Perhaps all birds have the ability, but due to their long necks, that ability is most easily seen in geese. When flying their bodies must move slightly up and down just by flapping their wings, buy their heads remain stationary their entire flight. The long necks compensate instinctively, for body motion. Living biological gyroscopes.
I will assume that most Freepers are familiar with the concept and operation of gyroscopes and the evolution of inertial navigation. Science and technology have allowed inertial navigation to achieve exquisite accuracies. And so, evidently, have geese.
“The idea that cavalry will be replaced by these iron coaches is absurd.
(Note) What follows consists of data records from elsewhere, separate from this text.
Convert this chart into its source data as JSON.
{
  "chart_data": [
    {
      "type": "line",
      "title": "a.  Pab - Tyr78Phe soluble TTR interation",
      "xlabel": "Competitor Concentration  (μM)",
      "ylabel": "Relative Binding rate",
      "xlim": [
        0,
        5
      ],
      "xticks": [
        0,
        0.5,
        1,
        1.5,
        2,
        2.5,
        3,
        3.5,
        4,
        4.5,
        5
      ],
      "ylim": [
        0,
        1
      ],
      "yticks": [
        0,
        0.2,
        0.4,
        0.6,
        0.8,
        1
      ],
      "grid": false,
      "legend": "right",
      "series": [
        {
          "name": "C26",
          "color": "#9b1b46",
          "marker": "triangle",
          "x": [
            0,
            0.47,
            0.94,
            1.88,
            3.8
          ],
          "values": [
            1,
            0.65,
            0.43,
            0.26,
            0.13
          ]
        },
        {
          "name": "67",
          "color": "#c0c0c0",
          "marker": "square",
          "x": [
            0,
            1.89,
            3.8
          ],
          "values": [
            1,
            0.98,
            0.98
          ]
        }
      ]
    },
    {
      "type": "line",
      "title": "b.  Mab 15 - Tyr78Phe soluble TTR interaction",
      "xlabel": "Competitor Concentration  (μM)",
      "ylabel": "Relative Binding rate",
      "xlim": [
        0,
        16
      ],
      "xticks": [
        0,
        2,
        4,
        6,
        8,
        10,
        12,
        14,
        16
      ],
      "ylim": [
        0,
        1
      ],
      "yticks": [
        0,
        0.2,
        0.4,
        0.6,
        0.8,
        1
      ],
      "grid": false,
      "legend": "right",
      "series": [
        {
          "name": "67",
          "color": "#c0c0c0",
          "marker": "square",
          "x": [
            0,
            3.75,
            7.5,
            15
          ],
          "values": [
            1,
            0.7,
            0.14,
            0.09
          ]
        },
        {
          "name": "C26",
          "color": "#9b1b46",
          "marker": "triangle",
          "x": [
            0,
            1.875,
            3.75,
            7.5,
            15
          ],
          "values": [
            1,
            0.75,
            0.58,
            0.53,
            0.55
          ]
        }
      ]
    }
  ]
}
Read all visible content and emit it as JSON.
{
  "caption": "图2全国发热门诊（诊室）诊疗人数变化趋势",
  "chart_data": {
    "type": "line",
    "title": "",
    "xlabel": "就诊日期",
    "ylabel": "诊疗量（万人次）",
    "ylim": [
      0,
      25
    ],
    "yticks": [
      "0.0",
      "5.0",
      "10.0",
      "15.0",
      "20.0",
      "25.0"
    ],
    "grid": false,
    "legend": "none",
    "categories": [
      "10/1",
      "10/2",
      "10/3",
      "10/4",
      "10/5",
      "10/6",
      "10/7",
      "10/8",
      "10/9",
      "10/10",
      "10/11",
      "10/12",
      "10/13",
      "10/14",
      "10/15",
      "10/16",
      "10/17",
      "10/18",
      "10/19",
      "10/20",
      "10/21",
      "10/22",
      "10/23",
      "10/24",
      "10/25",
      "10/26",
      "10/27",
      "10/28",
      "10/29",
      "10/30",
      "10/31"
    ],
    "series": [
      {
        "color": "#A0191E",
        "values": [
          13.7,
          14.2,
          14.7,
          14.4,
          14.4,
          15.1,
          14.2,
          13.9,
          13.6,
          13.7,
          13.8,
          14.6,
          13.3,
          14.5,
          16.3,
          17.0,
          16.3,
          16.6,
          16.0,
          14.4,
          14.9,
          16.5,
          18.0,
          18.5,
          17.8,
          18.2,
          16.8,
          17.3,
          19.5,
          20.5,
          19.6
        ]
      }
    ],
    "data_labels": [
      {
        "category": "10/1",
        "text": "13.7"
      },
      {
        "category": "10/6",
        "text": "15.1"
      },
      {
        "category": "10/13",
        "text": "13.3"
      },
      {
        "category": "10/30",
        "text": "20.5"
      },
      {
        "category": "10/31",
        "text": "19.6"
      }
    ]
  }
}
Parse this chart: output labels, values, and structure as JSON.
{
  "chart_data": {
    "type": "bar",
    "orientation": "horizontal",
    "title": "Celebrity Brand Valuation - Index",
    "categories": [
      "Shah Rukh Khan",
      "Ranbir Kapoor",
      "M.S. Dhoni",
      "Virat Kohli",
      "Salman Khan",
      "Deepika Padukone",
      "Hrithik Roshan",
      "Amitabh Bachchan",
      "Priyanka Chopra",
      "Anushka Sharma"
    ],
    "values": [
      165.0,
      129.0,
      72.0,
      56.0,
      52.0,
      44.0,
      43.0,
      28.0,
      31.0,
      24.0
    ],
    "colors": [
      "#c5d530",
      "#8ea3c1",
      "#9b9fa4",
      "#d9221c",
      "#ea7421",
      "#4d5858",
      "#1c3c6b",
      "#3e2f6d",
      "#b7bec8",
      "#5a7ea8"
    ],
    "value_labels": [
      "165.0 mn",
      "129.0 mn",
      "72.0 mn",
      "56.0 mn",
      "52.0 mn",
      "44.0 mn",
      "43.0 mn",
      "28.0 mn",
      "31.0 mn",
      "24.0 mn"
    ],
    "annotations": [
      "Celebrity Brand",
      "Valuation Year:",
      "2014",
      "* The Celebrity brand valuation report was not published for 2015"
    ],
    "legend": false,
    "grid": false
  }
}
It is little short of treasonous.”
Speaking of expert opinion, around the turn of the twentieth century, the head of the US Patent Office suggested abolishing the agency because everything that could be invented had been invented.
I’ll close with the expert witness of Auguste Comte, French philosopher and founder of sociology, who, in 1835, boldly declared, “It is impossible for any scientist to ever know what the stars are made of.” It was just a few years after his death that astronomers employed prisms to break down starlight into emissions of known elements.
But, as Red Buttons might have said, “Madilyn O’Hare never got a dinner.”
When movies arrived, the press needed some means to discriminate between Broadway actors and film actors.
Time magazine, which debuted around that time, called Hollywood’s bunch “cinemactors.” It didn’t, you notice, catch on.